Precious and highly sought-after first edition of the famous French atlas by Nicolas Sanson (1600-1667) dedicated to America, printed for the first time in 1657 and analyzed in “En Français dans le texte” (n°98). Sabin, XVII, 76708.
It is dedicated to “Monsieur Foucquet, conseiller du Roy” Louis XIV.
The delimitations of the 15 maps have been colored at the time.
“The America Atlas is the last of the four 4to treatises that Sanson edited on his own. It was published a year after the Africa one and is, as this latter, dedicated to Fouquet because, Sanson says, 'Africa has found itself so well after the protection it received from you'. There are fifteen maps: seven for North America, and eight for South America. Only the two general maps of North and South are engraved by Abraham Peyrounin. The other maps are from another anonymous hand. As the atlases of Asia, Africa and Europe, the work was reprinted in 1662 (ed. B). Then it was altered twice. There is indeed a third edition (Ed. C), in which the maps, which date has been engraved, bear Pierre Mariette's address; the title indicates the same address, but 'at the author'. In the fourth edition (ed. D), the text has been recomposed and enlarged”.
“Important work for the ancient cartography of America: Canada, Florida, Mexico, California, Guatemala, Guyana, Amazonia, Brazil, Chile, Paraguay, etc.” (Chadenat, n°6422).
The 15 maps of the American continent contain: -L’Americque septentrionale, -Le Canada, ou Nouvelle-France, -La Floride, -Audience de Mexico, -Audience de Guadalajara, Nouveau Mexique, Californie, -Audience de Guatimala, -Les Isles Antilles, &c entre lesquelles sont les Lucayes et les Caribes, -Amerique meridionale, -Terre Ferme, Nouveau roy[au]me de Grenade, -Guiane divisée en Guiane, et Caribane, -Le Perou et le cours de la Riv[ie]re Amazone, -Le Chili Tiré de Alf[onse] de Ovalle de la C[ompagnie] de I(esus] -Le Bresil, dont la coste est possedée par les Portugais, et divisée en quatorze capitaineries. Le milieu du pays est habité par un tres grand nombre de peuples la plus part incogneus, et dont les positions sont fort incertaines, -Le Paraguay subdivisé en ses principales parties, suivant les dernieres rela[ti]ons, -Destroit de Magellan, Terre, et Isles Magellanicques.

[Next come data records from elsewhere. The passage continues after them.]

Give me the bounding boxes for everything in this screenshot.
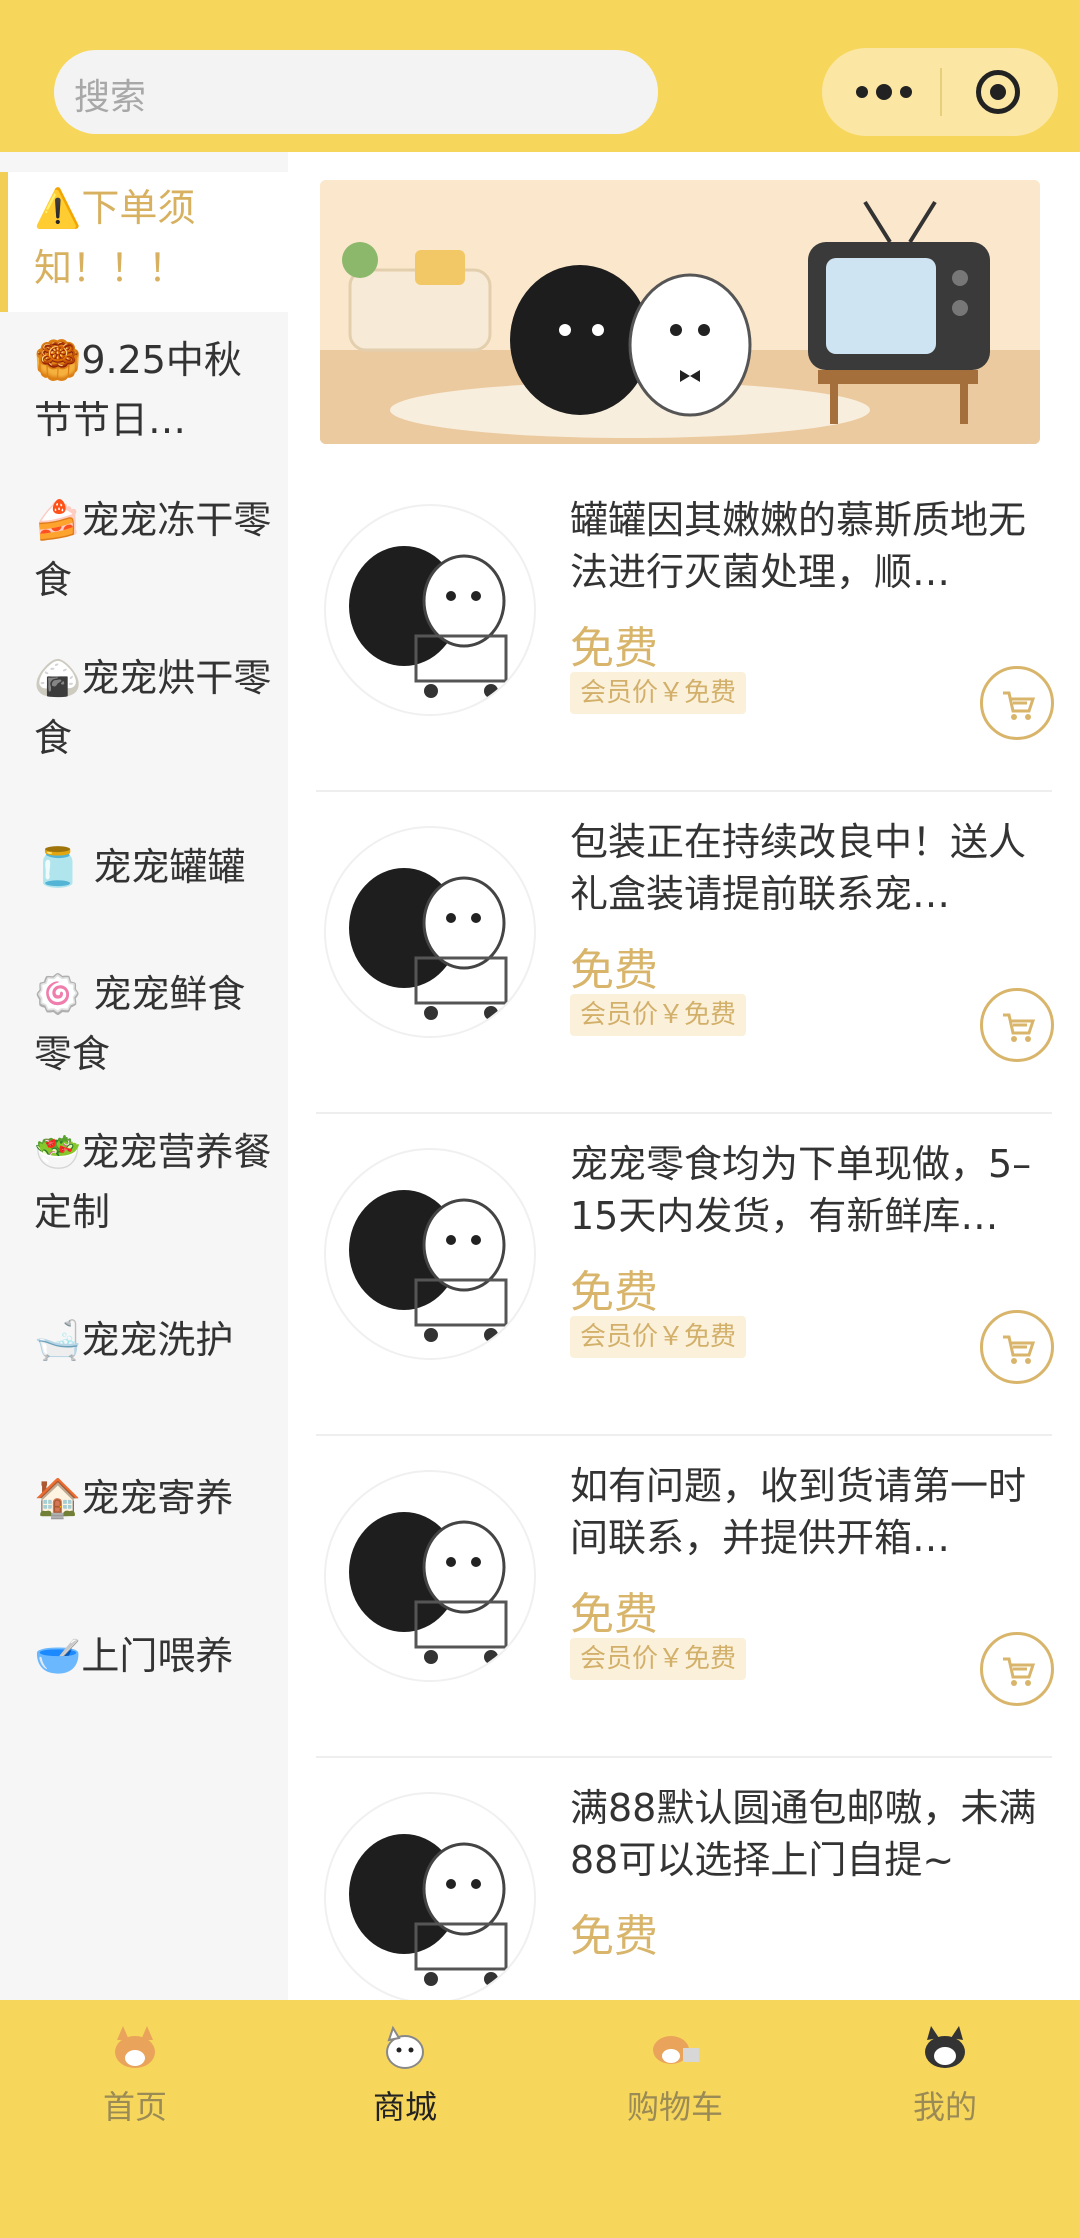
sidebar-item-label: 🥮9.25中秋节节日… — [34, 338, 242, 442]
tab-shop[interactable]: 商城 — [270, 2022, 540, 2142]
sidebar-item-home-feeding[interactable]: 🥣上门喂养 — [0, 1626, 288, 1686]
product-price: 免费 — [570, 1589, 658, 1640]
sidebar-item-fresh[interactable]: 🍥 宠宠鲜食零食 — [0, 964, 288, 1084]
add-to-cart-icon[interactable] — [980, 666, 1054, 740]
sidebar-item-boarding[interactable]: 🏠宠宠寄养 — [0, 1468, 288, 1528]
product-name: 罐罐因其嫩嫩的慕斯质地无法进行灭菌处理，顺… — [570, 498, 1027, 594]
product-image — [324, 1148, 536, 1360]
member-price-badge: 会员价￥免费 — [570, 994, 747, 1036]
product-price: 免费 — [570, 1267, 658, 1318]
sidebar-item-label: 🛁宠宠洗护 — [34, 1318, 234, 1362]
sidebar-item-label: 🍥 宠宠鲜食零食 — [34, 972, 246, 1076]
add-to-cart-icon[interactable] — [980, 1632, 1054, 1706]
capsule-divider — [940, 68, 942, 116]
tab-profile[interactable]: 我的 — [810, 2022, 1080, 2142]
member-price-badge: 会员价￥免费 — [570, 1316, 747, 1358]
product-name: 满88默认圆通包邮嗷，未满88可以选择上门自提~ — [570, 1786, 1037, 1882]
tab-label: 我的 — [912, 2088, 977, 2126]
product-image — [324, 1470, 536, 1682]
sidebar-item-order-notice[interactable]: ⚠️下单须知！！！ — [0, 172, 288, 312]
product-card[interactable]: 宠宠零食均为下单现做，5–15天内发货，有新鲜库… 免费 会员价￥免费 — [316, 1114, 1054, 1436]
tab-label: 首页 — [102, 2088, 167, 2126]
product-price: 免费 — [570, 1911, 658, 1962]
member-price-badge: 会员价￥免费 — [570, 672, 747, 714]
bottom-tab-bar: 首页 商城 购物车 我的 — [0, 2000, 1080, 2238]
product-image — [324, 826, 536, 1038]
search-input[interactable]: 搜索 — [54, 50, 658, 134]
sidebar-item-cans[interactable]: 🫙 宠宠罐罐 — [0, 837, 288, 897]
product-name: 包装正在持续改良中！送人礼盒装请提前联系宠… — [570, 820, 1027, 916]
product-image — [324, 504, 536, 716]
corgi-home-icon — [115, 2026, 155, 2068]
category-sidebar: ⚠️下单须知！！！ 🥮9.25中秋节节日… 🍰宠宠冻干零食 🍙宠宠烘干零食 🫙 … — [0, 152, 288, 2000]
product-price: 免费 — [570, 945, 658, 996]
member-price-badge: 会员价￥免费 — [570, 1638, 747, 1680]
dog-cart-icon — [653, 2036, 699, 2064]
sidebar-item-label: 🏠宠宠寄养 — [34, 1476, 234, 1520]
tab-cart[interactable]: 购物车 — [540, 2022, 810, 2142]
product-card[interactable]: 满88默认圆通包邮嗷，未满88可以选择上门自提~ 免费 — [316, 1758, 1052, 2000]
mini-program-capsule — [822, 48, 1058, 136]
sidebar-item-nutrition[interactable]: 🥗宠宠营养餐定制 — [0, 1122, 288, 1242]
product-image — [324, 1792, 536, 2000]
sidebar-item-label: 🍰宠宠冻干零食 — [34, 498, 272, 602]
product-card[interactable]: 如有问题，收到货请第一时间联系，并提供开箱… 免费 会员价￥免费 — [316, 1436, 1054, 1758]
close-target-icon[interactable] — [976, 70, 1020, 114]
tab-label: 商城 — [372, 2088, 437, 2126]
product-name: 宠宠零食均为下单现做，5–15天内发货，有新鲜库… — [570, 1142, 1032, 1238]
sidebar-item-label: ⚠️下单须知！！！ — [34, 186, 196, 290]
sidebar-item-mid-autumn[interactable]: 🥮9.25中秋节节日… — [0, 330, 288, 450]
top-bar: 搜索 — [0, 0, 1080, 152]
product-card[interactable]: 罐罐因其嫩嫩的慕斯质地无法进行灭菌处理，顺… 免费 会员价￥免费 — [316, 470, 1054, 792]
sidebar-item-label: 🥣上门喂养 — [34, 1634, 234, 1678]
sidebar-item-label: 🥗宠宠营养餐定制 — [34, 1130, 272, 1234]
sidebar-item-grooming[interactable]: 🛁宠宠洗护 — [0, 1310, 288, 1370]
more-icon[interactable] — [856, 82, 912, 102]
sidebar-item-label: 🫙 宠宠罐罐 — [34, 845, 246, 889]
promo-banner[interactable] — [320, 180, 1040, 444]
product-card[interactable]: 包装正在持续改良中！送人礼盒装请提前联系宠… 免费 会员价￥免费 — [316, 792, 1054, 1114]
dog-shop-icon — [386, 2025, 424, 2069]
product-name: 如有问题，收到货请第一时间联系，并提供开箱… — [570, 1464, 1027, 1560]
tab-home[interactable]: 首页 — [0, 2022, 270, 2142]
sidebar-item-label: 🍙宠宠烘干零食 — [34, 656, 272, 760]
sidebar-item-freeze-dried[interactable]: 🍰宠宠冻干零食 — [0, 490, 288, 610]
add-to-cart-icon[interactable] — [980, 988, 1054, 1062]
search-placeholder: 搜索 — [74, 77, 147, 118]
banner-illustration — [320, 180, 1040, 444]
husky-profile-icon — [925, 2026, 965, 2068]
add-to-cart-icon[interactable] — [980, 1310, 1054, 1384]
tab-label: 购物车 — [626, 2088, 723, 2126]
sidebar-item-baked[interactable]: 🍙宠宠烘干零食 — [0, 648, 288, 768]
product-price: 免费 — [570, 623, 658, 674]
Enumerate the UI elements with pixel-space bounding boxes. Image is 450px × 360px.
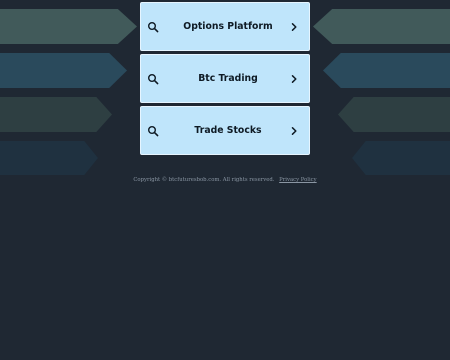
related-link-label: Options Platform [183,21,273,32]
search-icon [148,125,159,136]
related-link-btc-trading[interactable]: Btc Trading [140,54,310,103]
related-link-label: Btc Trading [198,73,258,84]
copyright-text: Copyright © btcfuturesbob.com. All right… [133,177,275,183]
decorative-arrow-left-2 [0,53,127,88]
page-footer: Copyright © btcfuturesbob.com. All right… [0,177,450,183]
chevron-right-icon [291,74,297,83]
related-link-trade-stocks[interactable]: Trade Stocks [140,106,310,155]
decorative-arrow-left-1 [0,9,137,44]
decorative-arrow-right-1 [313,9,450,44]
decorative-arrow-right-2 [323,53,450,88]
related-link-label: Trade Stocks [194,125,262,136]
parked-domain-page: Options Platform Btc Trading Trade Stock… [0,0,450,360]
search-icon [148,73,159,84]
search-icon [148,21,159,32]
related-links-list: Options Platform Btc Trading Trade Stock… [140,2,310,158]
related-link-options-platform[interactable]: Options Platform [140,2,310,51]
decorative-arrow-left-4 [0,141,98,175]
chevron-right-icon [291,126,297,135]
decorative-arrow-right-4 [352,141,450,175]
decorative-arrow-right-3 [338,97,450,132]
decorative-arrow-left-3 [0,97,112,132]
privacy-policy-link[interactable]: Privacy Policy [279,177,316,183]
chevron-right-icon [291,22,297,31]
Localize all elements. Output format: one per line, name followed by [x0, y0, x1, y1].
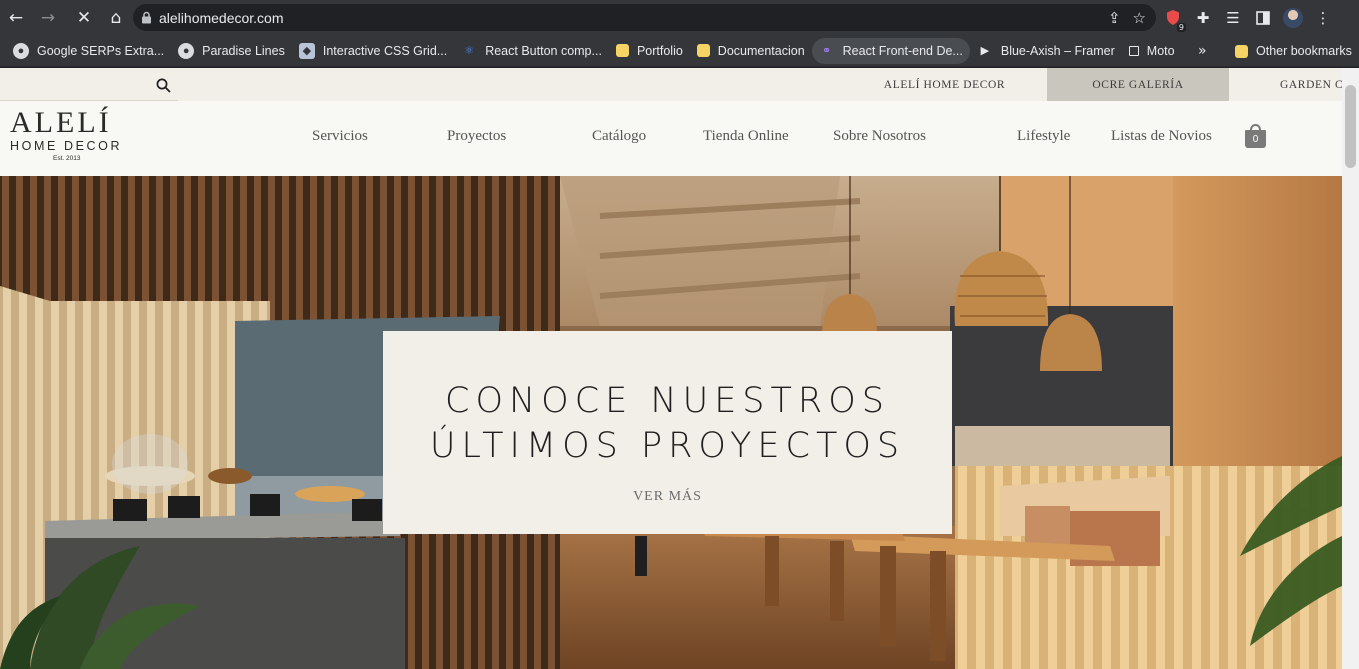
extensions-area: 9 ✚ ☰ ⋮ [1162, 4, 1334, 32]
back-arrow-icon[interactable]: ← [2, 4, 30, 32]
share-icon[interactable]: ⇪ [1108, 9, 1121, 27]
reading-list-icon[interactable]: ☰ [1222, 7, 1244, 29]
scrollbar-thumb[interactable] [1345, 85, 1356, 168]
logo-name: ALELÍ [10, 106, 112, 139]
logo-established: Est. 2013 [53, 155, 81, 162]
nav-lifestyle[interactable]: Lifestyle [1017, 128, 1070, 145]
bookmarks-bar: ● Google SERPs Extra... ● Paradise Lines… [0, 35, 1359, 67]
bookmark-item[interactable]: ◆ Interactive CSS Grid... [292, 38, 454, 64]
shield-extension-icon[interactable]: 9 [1162, 7, 1186, 32]
globe-icon: ● [178, 42, 195, 59]
home-icon[interactable]: ⌂ [102, 4, 130, 32]
hero-banner: CONOCE NUESTROS ÚLTIMOS PROYECTOS VER MÁ… [0, 176, 1342, 669]
bookmark-item[interactable]: ● Paradise Lines [171, 38, 292, 64]
extension-badge: 9 [1176, 22, 1186, 32]
folder-icon [1235, 44, 1248, 58]
address-bar[interactable]: alelihomedecor.com ⇪ ☆ [133, 4, 1156, 31]
framer-icon: ▶ [980, 45, 990, 57]
side-panel-icon[interactable] [1252, 7, 1274, 29]
folder-icon [696, 44, 710, 57]
forward-arrow-icon[interactable]: → [34, 4, 62, 32]
cart-icon[interactable]: 0 [1245, 124, 1266, 148]
search-icon[interactable] [152, 74, 174, 96]
browser-toolbar: ← → ✕ ⌂ alelihomedecor.com ⇪ ☆ 9 ✚ ☰ ⋮ [0, 0, 1359, 35]
hero-card: CONOCE NUESTROS ÚLTIMOS PROYECTOS VER MÁ… [383, 331, 952, 534]
react-icon: ⚛ [464, 45, 475, 57]
nav-sobre-nosotros[interactable]: Sobre Nosotros [833, 128, 926, 145]
nav-tienda-online[interactable]: Tienda Online [703, 128, 789, 145]
globe-icon: ● [13, 42, 29, 59]
square-icon [1128, 45, 1139, 56]
brand-tab-ocre[interactable]: OCRE GALERÍA [1047, 68, 1229, 101]
menu-kebab-icon[interactable]: ⋮ [1312, 7, 1334, 29]
bookmark-item[interactable]: Portfolio [609, 38, 690, 64]
puzzle-extensions-icon[interactable]: ✚ [1192, 7, 1214, 29]
hero-title: CONOCE NUESTROS ÚLTIMOS PROYECTOS [429, 381, 906, 466]
link-icon: ⚭ [822, 45, 832, 57]
bookmark-star-icon[interactable]: ☆ [1133, 9, 1146, 27]
folder-icon [615, 44, 629, 57]
web-page: ALELÍ HOME DECOR OCRE GALERÍA GARDEN CA … [0, 68, 1359, 669]
bookmark-item[interactable]: ▶ Blue-Axish – Framer [970, 38, 1122, 64]
main-navbar: ALELÍ HOME DECOR Est. 2013 Servicios Pro… [0, 101, 1342, 176]
brand-tab-aleli[interactable]: ALELÍ HOME DECOR [842, 68, 1047, 101]
bookmark-item[interactable]: Moto [1122, 38, 1182, 64]
logo-subtitle: HOME DECOR [10, 139, 123, 153]
other-bookmarks[interactable]: Other bookmarks [1228, 38, 1359, 64]
cart-count: 0 [1245, 130, 1266, 148]
brand-topbar: ALELÍ HOME DECOR OCRE GALERÍA GARDEN CA [0, 68, 1342, 101]
more-bookmarks-chevron-icon[interactable]: » [1198, 35, 1207, 67]
site-logo[interactable]: ALELÍ HOME DECOR Est. 2013 [10, 106, 130, 163]
url-text: alelihomedecor.com [159, 9, 284, 26]
profile-avatar[interactable] [1282, 7, 1304, 29]
nav-listas-de-novios[interactable]: Listas de Novios [1111, 128, 1212, 145]
stop-loading-icon[interactable]: ✕ [70, 4, 98, 32]
bookmark-item[interactable]: Documentacion [690, 38, 812, 64]
lock-icon[interactable] [133, 4, 159, 31]
ver-mas-link[interactable]: VER MÁS [383, 489, 952, 505]
bookmark-item[interactable]: ⚭ React Front-end De... [811, 37, 970, 64]
cube-icon: ◆ [298, 42, 315, 59]
brand-tab-garden[interactable]: GARDEN CA [1229, 68, 1342, 101]
bookmark-item[interactable]: ● Google SERPs Extra... [6, 38, 171, 64]
nav-proyectos[interactable]: Proyectos [447, 128, 506, 145]
bookmark-item[interactable]: ⚛ React Button comp... [454, 38, 609, 64]
nav-servicios[interactable]: Servicios [312, 128, 368, 145]
nav-catalogo[interactable]: Catálogo [592, 128, 646, 145]
page-scrollbar[interactable] [1342, 68, 1359, 669]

« En Français dans le texte », Mireille Pastoureau, n°98 :
“We have seen how was created, at the end of the 16th century, the first national French atlas, the thin and incomplete Théâtre François by Maurice Bouguereau. More than fifty years passed before it was possible for a geographer and for a Parisian engravings’ editor to see through successfully the most ambitious project of a first worldwide French atlas. This atlas, entitled Cartes générales de toutes les parties du monde, was the fruit of the collaboration between a man of science and an image producer. The first was Nicolas Sanson, from d'Abbeville. His precocious vocation for the learned geography, completed on a technical level by a few years as an engineer of the fortifications in Picardie made him a relatively complete cartographer. He was noticed by a Parisian enterprising engravings editor, Melchior Tavernier, who, as his father Gabriel, had a taste for geography. Remained in touch with the powerful Flemish and Dutch maps and atlases editors of whom he sold the impressions in Paris, Tavernier was also looking for French authors able to compete with them and to realize for him original maps. The collaboration between N. Sanson and M. Tavernier lasted from around 1632 to 1644, when Tavernier stopped his commercial activities and sold his trade to Pierre Ier Mariette. The latter was an already well-established engraving editor, but less specialized in geography than Tavernier. […] Realizing an atlas offered huge perks: consecration for the cartographer who rose to the level of the greatest ones and ensured himself to be in most libraries; fruitful profit for the editor who sold more quantities of merchandises at the time. Besides let’s not forget the intellectual advantage of a company that offered to the French people a representation of the world made just for him; better than any other, it reflected him particular interests, as military as diplomatic, commercial and missionary, and it directly answered to his geographical and historical questions of the moment.”
Nicolas I Sanson edited alone the 4to atlases of the four continents: Europe, which is his son Nicolas II’s work, in 1647, Asia in 1652, Africa in 1656 and America in 1657. These atlases were broadcast thanks to the foreign editions they were the object of and that gathered the four works under the general title of Description de tout l’univers.
These atlases, and in particular the one dedicated to America, remained “for almost half a century the ‘image of the world’ French society had. On this account, and because of its pioneering character, it deserved to figure here.” (Mireille Pastoureau, En Français dans le texte).
A precious copy of this first “sought-after” edition (Leclerc 526).